Economists' Outlook

Housing stats and analysis from NAR's research experts.

June Housing Affordability Index

At the national level, housing affordability is down from a year ago and for the month of June as rates inch up and modest income growth still struggles to keep pace with the growth of home prices.

  • Housing affordability is down from a year ago in June as the median price for a single family home in the US is up from a year ago. Regionally, the West had the biggest increase in price at 10.0% while the Northeast experienced the slowest price growth at 4.4%. The Midwest and the South both contributed solid price gains of 7.2%.
  • The median single-family home price is $237,700 up 6.6% from June 2014. June’s mortgage rate is 3.99, down 24 basis points (one percentage point equals 100 basis points) from last year.
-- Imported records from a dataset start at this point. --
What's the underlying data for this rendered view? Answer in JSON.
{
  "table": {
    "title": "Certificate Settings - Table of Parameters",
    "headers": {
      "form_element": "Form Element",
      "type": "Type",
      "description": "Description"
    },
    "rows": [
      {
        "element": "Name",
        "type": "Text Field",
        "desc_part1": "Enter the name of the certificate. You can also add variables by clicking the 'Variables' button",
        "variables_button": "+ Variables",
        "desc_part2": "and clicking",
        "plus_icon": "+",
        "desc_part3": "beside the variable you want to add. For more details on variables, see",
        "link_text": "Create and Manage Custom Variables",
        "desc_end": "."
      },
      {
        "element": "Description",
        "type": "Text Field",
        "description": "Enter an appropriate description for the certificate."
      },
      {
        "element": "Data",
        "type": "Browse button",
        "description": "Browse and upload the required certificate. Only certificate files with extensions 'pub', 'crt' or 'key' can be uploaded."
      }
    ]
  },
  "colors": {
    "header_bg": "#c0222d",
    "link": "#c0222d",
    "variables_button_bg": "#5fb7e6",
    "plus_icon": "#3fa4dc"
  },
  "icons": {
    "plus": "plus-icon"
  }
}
Nationally, affordability is down from 155.2 in June 2014 to 153.1 in June 2015.
  • Affordability is down from one month ago in all regions, and the Midwest had the largest drop of 4.8% while the West fell only 3.5%. From one year ago, affordability is down in all regions except the Northeast which had an increase of 1.1%. The West saw the biggest decline in affordability at 3.6% and the Midwest had the smallest decline of 0.7%.
  • Despite month to month changes, the most affordable region is the Midwest where the index is 191.1. The index is 161.4 in the South, 150.7 in the Northeast, and 113.9 in the West.
  • With rates on the rise potential home buyers may try to hasten their search and purchase process. Lending options with low down payments are now more widely available. Mortgage applications are currently up but demand may level off if prices and rates continue to increase. New home construction has favored the multifamily inventory stock while single family homes have been lagging in production. An increase in single family construction will help ease the inventory shortage issue and slow down price growth.
  • What does housing affordability look like in your market?  View the full data release here.
  • The Housing Affordability Index calculation assumes a 20 percent down payment and a 25 percent qualifying ratio (principle and interest payment to income).  See further details on the methodology and assumptions behind the calculation here.